This is how he has reached that status:
2008 - R1 Mark Williams 2-5
2009 - R1 Tian Pengfai 5-3, R2 Liang Wenbo 0-5
2008 - R1 Rory McLeod 5-1, R2 Mark Davis 5-2, QF Mark Allen 5-2, SF Ronnie O'Sullivan 5-6
2008 - R1 Dave Harold 5-4, R2 John Parrott 5-0, QF Steve Davis 5-3, SF Ryan Day 5-6
2009 - R1 Robert Milkins 1-5
2008 - R1 Michael Judge 3-5
2008 - R1 Ian McCulloch 9-2, R2 Peter Ebdon 9-5, QF Mark Williams 9-8, SF Marco Fu 7-9
2009 - R1 Rory McLeod 9-7, R2 Stephen Lee 9-5, QF Ding Junhui 8-9
2009 - R1 Jimmy White 5-1, R2 Graeme Dott 5-4, QF Shaun Murphy 5-2, SF Anthony Hamilton 5-4, F Joe Swail 9-5
2010 - R1 Mark Davis 5-1, R2 Neil Robertson 5-2, QF Ryan Day 5-2, SF Stephen Maguire 6-3, F John Higgins 4-9
2009 - R1 Nigel Bond 5-0, R2 Stuart Pettman 2-5
2010 - R1 Liu Chuang 5-1, R2 Joe Perry 5-3, Mark King 5-1, SF Mark Williams (to be played today)
2009 - R1 Gerrard Greene 10-5, R2 Neil Robetson 8-13
What I read from those results is that Ali Carter is clearly a very good player. He's without doubt a good top 16 player and definitely top 10. However closer analysis of his progress to world number 3 reveals only a small number of impressive results.

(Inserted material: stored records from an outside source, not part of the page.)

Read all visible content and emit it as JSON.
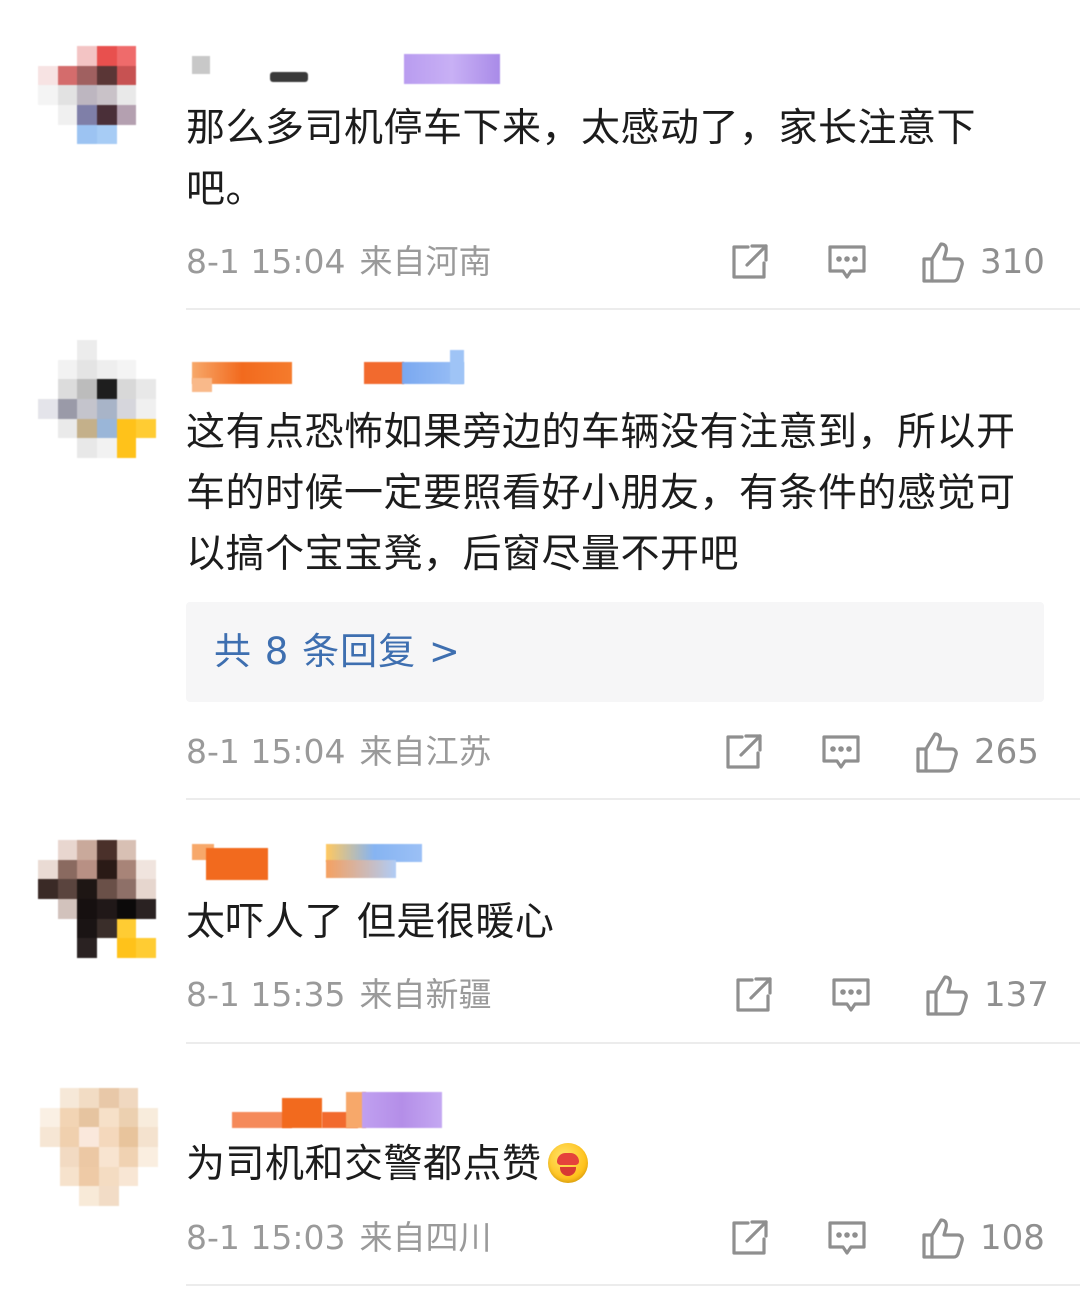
{
  "comments": [
    {
      "text": "那么多司机停车下来，太感动了，家长注意下吧。",
      "time": "8-1 15:04",
      "location": "来自河南",
      "likes": "310"
    },
    {
      "text": "这有点恐怖如果旁边的车辆没有注意到，所以开车的时候一定要照看好小朋友，有条件的感觉可以搞个宝宝凳，后窗尽量不开吧",
      "time": "8-1 15:04",
      "location": "来自江苏",
      "likes": "265",
      "replies_label": "共 8 条回复 >"
    },
    {
      "text": "太吓人了 但是很暖心",
      "time": "8-1 15:35",
      "location": "来自新疆",
      "likes": "137"
    },
    {
      "text": "为司机和交警都点赞",
      "emoji": "heart-eyes-emoji",
      "time": "8-1 15:03",
      "location": "来自四川",
      "likes": "108"
    }
  ],
  "icons": {
    "share": "share-icon",
    "comment": "comment-icon",
    "like": "thumbs-up-icon"
  },
  "colors": {
    "link": "#3e6fb0",
    "meta": "#9a9a9a",
    "replies_bg": "#f6f6f7"
  }
}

In the 2008 UK he beat Peter Ebdon 9-5 - he had previously beaten Ebdon at the Crucible in the match which saw his famous 147. This obviously gave him confidence for their next meeting, however Ebdon was in the middle of a marriage break-up at the time so that may have played a part. In the next round he beat Mark Williams however who can forget the kick Williams suffered when in the balls and seemingly on his way to victory in the deciding frame? The kick proved to be his last shot.
In his up to now one ranking event win, the only player of note he beat was Shaun Murphy. You can only beat who's in front of you so it's not his fault, however Jimmy White, Anthony Hamilton and finally Joe Swail is a dream draw for any top 16 player. He reached the final the following year beating some quality opposition in Neil Robertson, Ryan Day and Stephen Maguire before being outclassed by John Higgins in the final. The Maguire match was a strange one in that Mags had been on the top of his game in despatching Mark Williams the day before, but failed to show up in the semi. Not Carter's fault by any means, you can only beat who is in front of you.
So those UK and Welsh aside, the only top 16 players he has beaten in that time have been Mark Allen (5-2), and this week Joe Perry (5-3) and Mark King (5-1).
He is a quality player, however for me his game is all about break-building and not a lot else. A suscession of kindly draws have flattered his ranking. A comparison with in my opinion better players in Mark Selby and Neil Robertson reveals many more clashes with the likes of each other, Ding, Murphy, Ronnie and Higgins as well as tough qualifiers in Doherty, Cope and Wenbo.
For me Carter's first round at the Crucible against Jamie Cope will be good test of whether he really is world number 3 and a genuine contender for the spoils. A world number 3 should despatch of Cope quite easily, and should also cope with Williams in this afternoons China Open semi-final so let's see what happens. Good luck to Carter, he seems like an amiable chap and is a quality snooker player, but for my money he's not the best of the rest behind O'Sullivan and Higgins.